Я посмотрела на Димку. В глазах – жалобное выражение, молчаливая мольба – уступи, не спорь, лишь бы мама успокоилась. И в этот момент я приняла решение. Не громкое, не пафосное, а простое и ясное, как утро после дождя. Я буду отстаивать свой дом. И свою правду. Одна, если понадобится.
— Дом я не продам, Ирина Петровна, — повторила я твердо, глядя ей прямо в глаза. — Можете кричать, угрожать, манипулировать Димой – бесполезно. Дом останется моим. А если деньги так важны – забирайте обратно все свадебные подарки. Платье, кольцо, ресторанные салфетки – всё, что насчитаете … забирайте. Мне ничего не нужно от вас. И вам от меня, похоже, только деньги.
Свекровь стояла ошарашенная, словно я ее водой ледяной облила. Видно, не ожидала такого отпора от тихой и уступчивой Верки. Потом лицо снова искривилось от злости.
— Ах ты … тварь неблагодарная! — прошипела она сквозь зубы. — Да ты еще вспомнишь меня! Проклинаю тебя!
И развернувшись на каблуках, хлопнула дверью так, что стёкла зазвенели.
Димка остался стоять, опустив голову, как провинившийся школьник. Я молча смотрела на него, ожидая … чего? Оправданий? Извинений? Поддержки?
— Вер, ну ты чего так сразу … резко? — пробормотал он, не поднимая глаз. — Мама же … она же переживает. Ей сейчас трудно.

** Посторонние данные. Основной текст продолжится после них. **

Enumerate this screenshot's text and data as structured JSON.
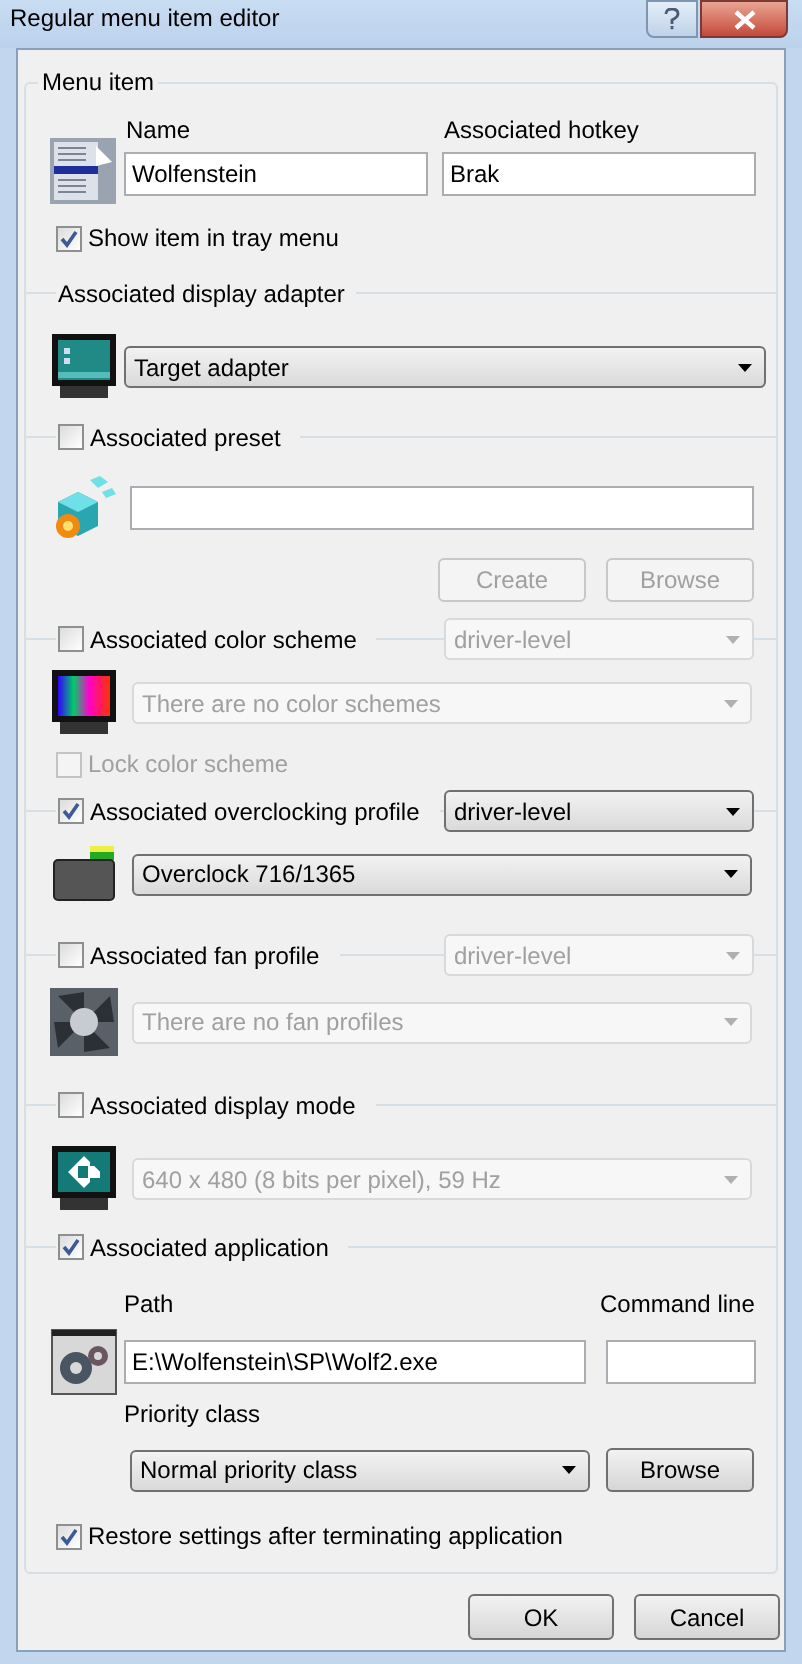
{
  "window": {
    "title": "Regular menu item editor"
  },
  "menu_item": {
    "legend": "Menu item",
    "name_label": "Name",
    "name_value": "Wolfenstein",
    "hotkey_label": "Associated hotkey",
    "hotkey_value": "Brak",
    "show_in_tray": {
      "label": "Show item in tray menu",
      "checked": true
    }
  },
  "sections": [
    {
      "kind": "adapter",
      "header": "Associated display adapter",
      "combo": {
        "value": "Target adapter",
        "disabled": false
      }
    },
    {
      "kind": "preset",
      "header": "Associated preset",
      "checked": false,
      "buttons": [
        {
          "label": "Create",
          "disabled": true
        },
        {
          "label": "Browse",
          "disabled": true
        }
      ]
    },
    {
      "kind": "color",
      "header": "Associated color scheme",
      "checked": false,
      "side_combo": {
        "value": "driver-level",
        "disabled": true
      },
      "combo": {
        "value": "There are no color schemes",
        "disabled": true
      },
      "lock": {
        "label": "Lock color scheme",
        "checked": false,
        "disabled": true
      }
    },
    {
      "kind": "overclock",
      "header": "Associated overclocking profile",
      "checked": true,
      "side_combo": {
        "value": "driver-level",
        "disabled": false
      },
      "combo": {
        "value": "Overclock 716/1365",
        "disabled": false
      }
    },
    {
      "kind": "fan",
      "header": "Associated fan profile",
      "checked": false,
      "side_combo": {
        "value": "driver-level",
        "disabled": true
      },
      "combo": {
        "value": "There are no fan profiles",
        "disabled": true
      }
    },
    {
      "kind": "mode",
      "header": "Associated display mode",
      "checked": false,
      "combo": {
        "value": "640 x 480 (8 bits per pixel), 59 Hz",
        "disabled": true
      }
    },
    {
      "kind": "application",
      "header": "Associated application",
      "checked": true,
      "path_label": "Path",
      "path_value": "E:\\Wolfenstein\\SP\\Wolf2.exe",
      "cmd_label": "Command line",
      "priority_label": "Priority class",
      "priority": {
        "value": "Normal priority class",
        "disabled": false
      },
      "browse": {
        "label": "Browse",
        "disabled": false
      },
      "restore": {
        "label": "Restore settings after terminating application",
        "checked": true,
        "disabled": false
      }
    }
  ],
  "buttons": [
    {
      "label": "OK"
    },
    {
      "label": "Cancel"
    }
  ]
}
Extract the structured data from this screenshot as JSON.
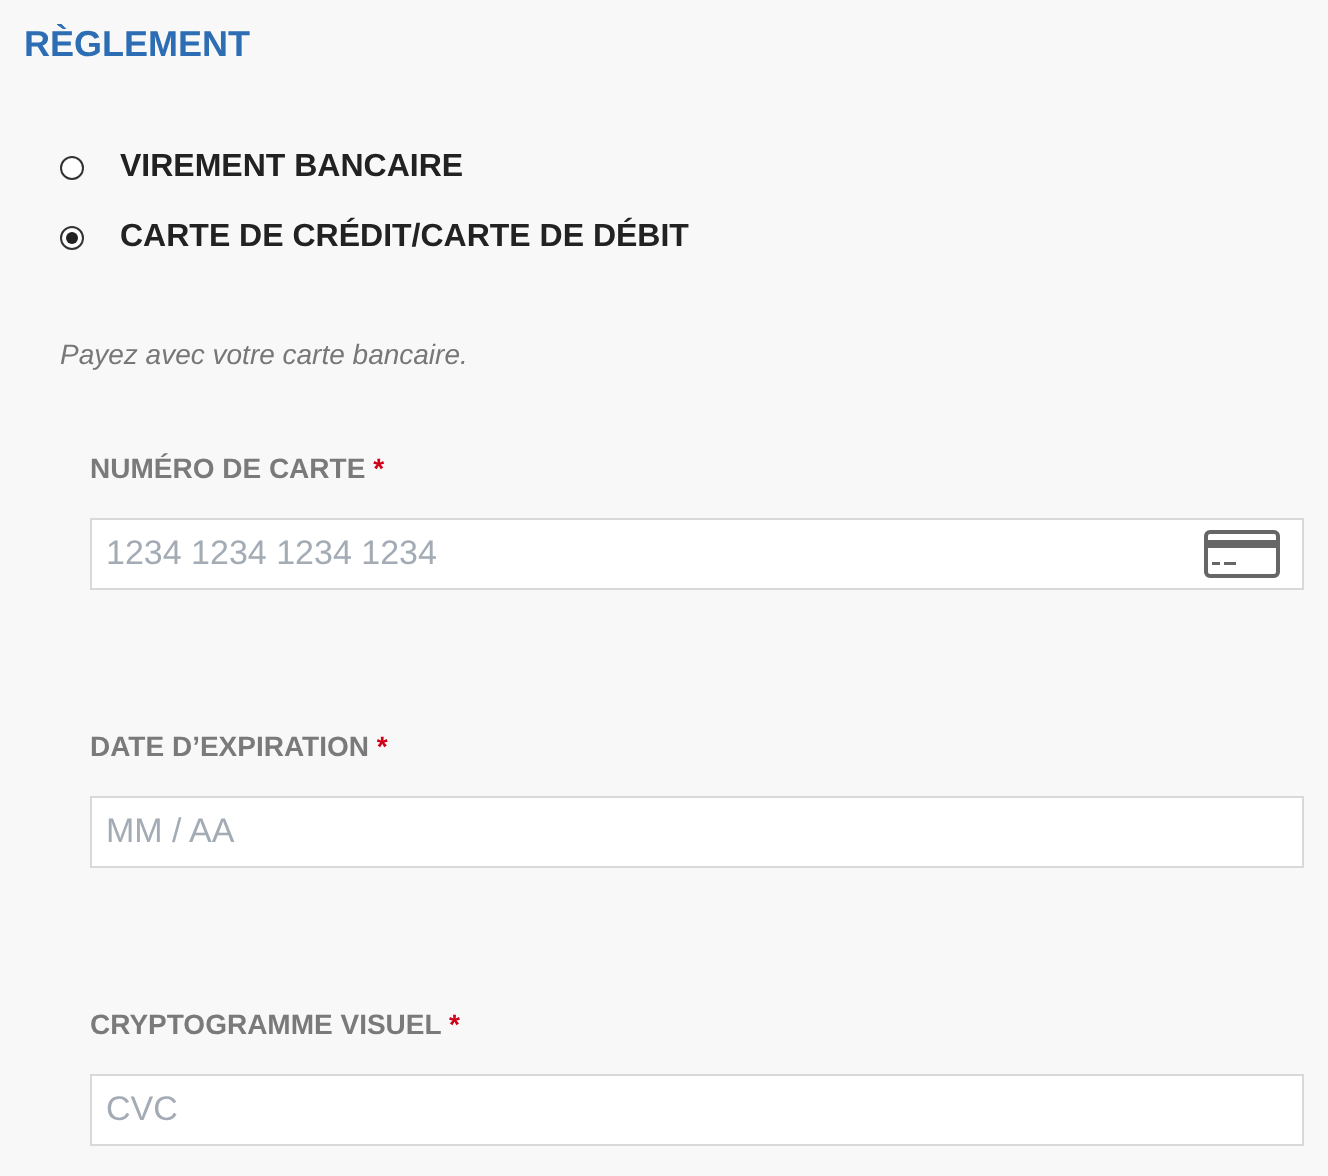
{
  "section_title": "RÈGLEMENT",
  "payment_methods": [
    {
      "label": "VIREMENT BANCAIRE",
      "selected": false
    },
    {
      "label": "CARTE DE CRÉDIT/CARTE DE DÉBIT",
      "selected": true
    }
  ],
  "description": "Payez avec votre carte bancaire.",
  "fields": [
    {
      "label": "NUMÉRO DE CARTE",
      "required_mark": "*",
      "placeholder": "1234 1234 1234 1234",
      "card_icon": true
    },
    {
      "label": "DATE D’EXPIRATION",
      "required_mark": "*",
      "placeholder": "MM / AA",
      "card_icon": false
    },
    {
      "label": "CRYPTOGRAMME VISUEL",
      "required_mark": "*",
      "placeholder": "CVC",
      "card_icon": false
    }
  ]
}
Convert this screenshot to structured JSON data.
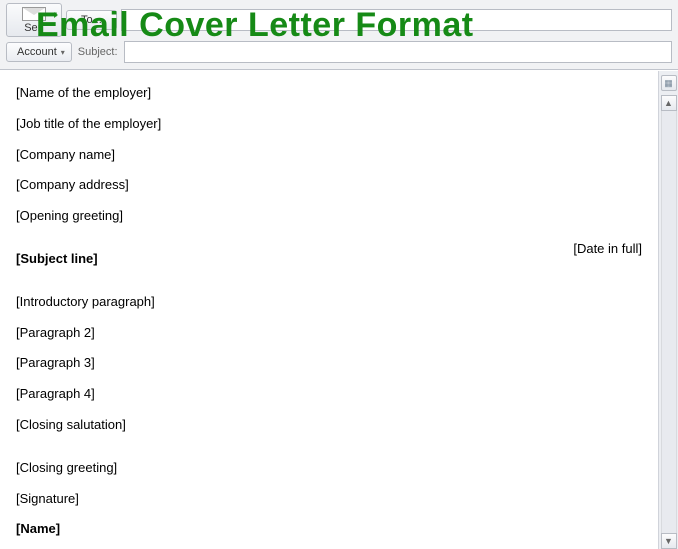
{
  "overlay_title": "Email Cover Letter Format",
  "toolbar": {
    "send_label": "Sen",
    "to_label": "To...",
    "account_label": "Account",
    "subject_label": "Subject:",
    "to_value": "",
    "subject_value": ""
  },
  "body": {
    "employer_name": "[Name of the employer]",
    "employer_title": "[Job title of the employer]",
    "company_name": "[Company name]",
    "company_address": "[Company address]",
    "opening_greeting": "[Opening greeting]",
    "date": "[Date in full]",
    "subject_line": "[Subject line]",
    "intro": "[Introductory paragraph]",
    "para2": "[Paragraph 2]",
    "para3": "[Paragraph 3]",
    "para4": "[Paragraph 4]",
    "closing_salutation": "[Closing salutation]",
    "closing_greeting": "[Closing greeting]",
    "signature": "[Signature]",
    "name": "[Name]"
  }
}
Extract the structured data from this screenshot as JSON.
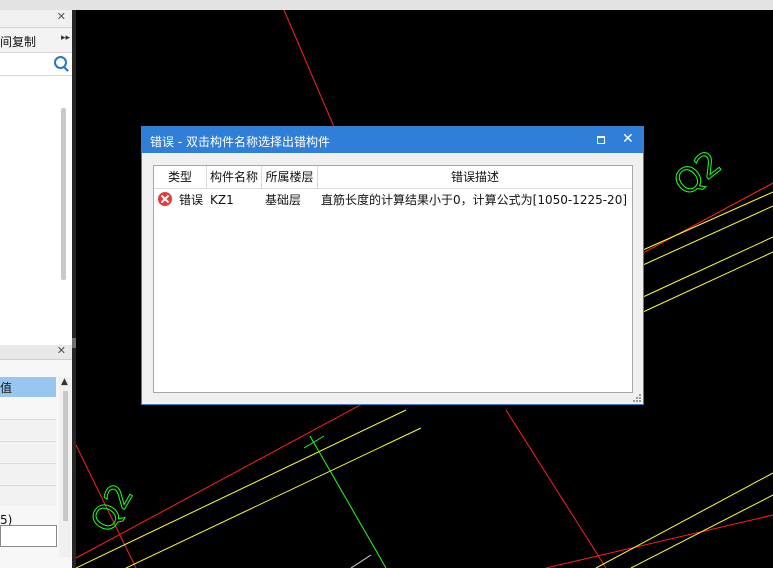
{
  "dialog": {
    "title": "错误 - 双击构件名称选择出错构件",
    "columns": [
      "类型",
      "构件名称",
      "所属楼层",
      "错误描述"
    ],
    "rows": [
      {
        "icon": "error-icon",
        "type": "错误",
        "name": "KZ1",
        "floor": "基础层",
        "desc": "直筋长度的计算结果小于0，计算公式为[1050-1225-20]"
      }
    ]
  },
  "left_panel": {
    "copy_label": "间复制",
    "selected_label": "值",
    "value_fragment": "5)"
  },
  "canvas": {
    "labels": [
      "Q2",
      "Q2"
    ],
    "colors": {
      "red": "#ff2020",
      "yellow": "#ffff30",
      "green": "#20ff20"
    }
  },
  "colors": {
    "titlebar": "#2f7fd8",
    "selection": "#99c6f0",
    "error": "#e23b3b"
  }
}
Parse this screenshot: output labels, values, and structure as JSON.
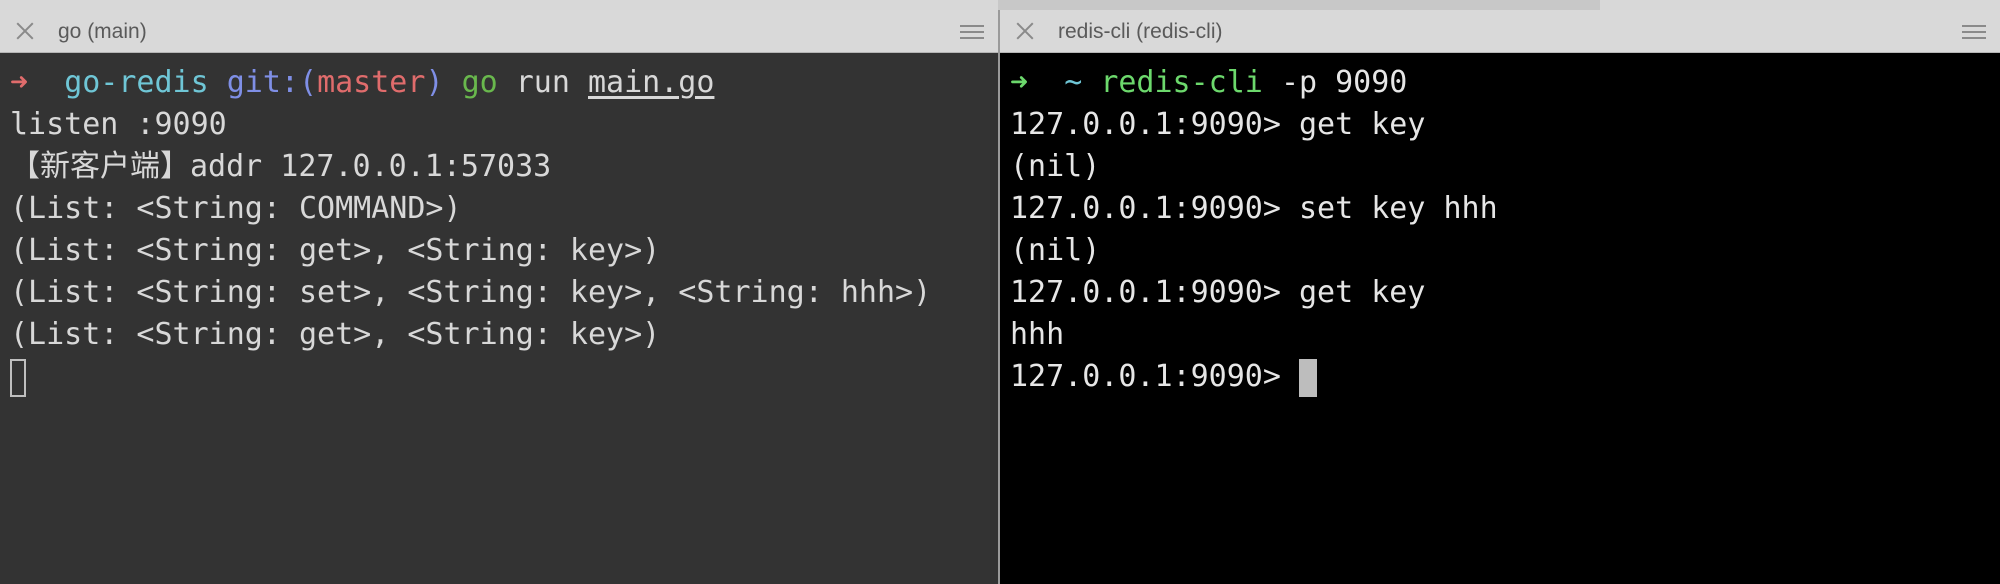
{
  "window": {
    "left_pane": {
      "tab_title": "go (main)",
      "prompt": {
        "arrow": "➜",
        "dir": "go-redis",
        "git_label": "git:(",
        "branch": "master",
        "git_close": ")",
        "cmd": "go",
        "args": "run",
        "file": "main.go"
      },
      "output": [
        "listen :9090",
        "【新客户端】addr 127.0.0.1:57033",
        "(List: <String: COMMAND>)",
        "(List: <String: get>, <String: key>)",
        "(List: <String: set>, <String: key>, <String: hhh>)",
        "(List: <String: get>, <String: key>)"
      ]
    },
    "right_pane": {
      "tab_title": "redis-cli (redis-cli)",
      "prompt": {
        "arrow": "➜",
        "dir": "~",
        "cmd": "redis-cli",
        "args": "-p 9090"
      },
      "session": [
        "127.0.0.1:9090> get key",
        "(nil)",
        "127.0.0.1:9090> set key hhh",
        "(nil)",
        "127.0.0.1:9090> get key",
        "hhh"
      ],
      "current_prompt": "127.0.0.1:9090> "
    }
  },
  "colors": {
    "left_bg": "#333333",
    "right_bg": "#000000",
    "prompt_red": "#e06c6c",
    "prompt_green": "#6cd86c",
    "dir_cyan": "#6fc6d6",
    "git_blue": "#7f8fe6"
  },
  "icons": {
    "close": "close-icon",
    "menu": "hamburger-menu-icon"
  }
}
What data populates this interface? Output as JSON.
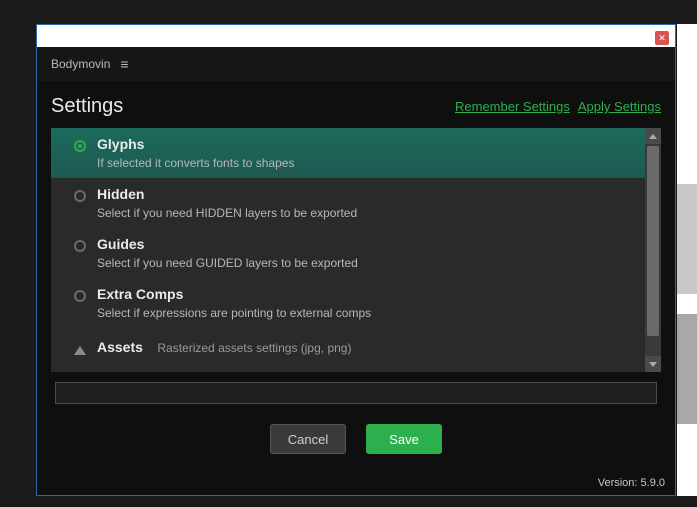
{
  "app": {
    "name": "Bodymovin"
  },
  "dialog": {
    "title": "Settings",
    "remember_link": "Remember Settings",
    "apply_link": "Apply Settings"
  },
  "options": [
    {
      "key": "glyphs",
      "title": "Glyphs",
      "desc": "If selected it converts fonts to shapes",
      "selected": true,
      "type": "radio"
    },
    {
      "key": "hidden",
      "title": "Hidden",
      "desc": "Select if you need HIDDEN layers to be exported",
      "selected": false,
      "type": "radio"
    },
    {
      "key": "guides",
      "title": "Guides",
      "desc": "Select if you need GUIDED layers to be exported",
      "selected": false,
      "type": "radio"
    },
    {
      "key": "extra-comps",
      "title": "Extra Comps",
      "desc": "Select if expressions are pointing to external comps",
      "selected": false,
      "type": "radio"
    },
    {
      "key": "assets",
      "title": "Assets",
      "inline_desc": "Rasterized assets settings (jpg, png)",
      "type": "expand"
    }
  ],
  "buttons": {
    "cancel": "Cancel",
    "save": "Save"
  },
  "footer": {
    "version_label": "Version: 5.9.0"
  },
  "colors": {
    "accent": "#2eaf4d",
    "danger": "#d9534f"
  }
}
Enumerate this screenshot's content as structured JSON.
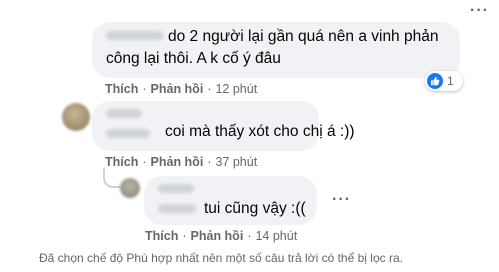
{
  "comments": [
    {
      "text_line1": "do 2 người lại gần quá nên a vinh phản",
      "text_line2": "công lại thôi. A k cố ý đâu",
      "like_label": "Thích",
      "reply_label": "Phản hồi",
      "time": "12 phút",
      "reaction": {
        "icon": "like-icon",
        "count": "1"
      }
    },
    {
      "text": "coi mà thấy xót cho chị á :))",
      "like_label": "Thích",
      "reply_label": "Phản hồi",
      "time": "37 phút"
    },
    {
      "text": "tui cũng vậy :((",
      "like_label": "Thích",
      "reply_label": "Phản hồi",
      "time": "14 phút"
    }
  ],
  "filter_notice": "Đã chọn chế độ Phù hợp nhất nên một số câu trả lời có thể bị lọc ra.",
  "colors": {
    "bubble": "#f0f2f5",
    "secondary_text": "#65676b",
    "like_blue": "#1877f2"
  }
}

Трудно ей? А мне легко, что ли? Я только бабушку похоронила, а тут … это всё.
— Дим, ты понял хоть что-нибудь? — спросила я тихо, но в голосе звучала усталость и какое-то обреченное спокойствие. — Дело не в деньгах даже. Дело в отношении. Она меня за человека не считает. Дом мой – «рухлядь», я – «неблагодарная тварь». И ты … ты молчишь. Ты всегда молчишь.
Он снова промолчал, продолжая копать носком ботинка линолеум. И это молчание было красноречивее всяких слов. Всё было понятно. Он не со мной. Он с мамой. И всегда будет с ней.
Я отвернулась и подошла к окну. За стеклом – бабушкин сад. Яблони в цвету, зеленый газон, кусты сирени … Тихо, спокойно, уютно. Мой дом. Моя крепость. Моя память. И я его никому не отдам. Ни за какие деньги. И даже ради … сомнительного семейного счастья.
Отношения с Димой … под вопросом. Но это уже другая история. Главное – я отстояла свой дом. И свою правду. И впервые за долгое время почувствовала себя … сильной. И свободной. В своем бабушкином доме.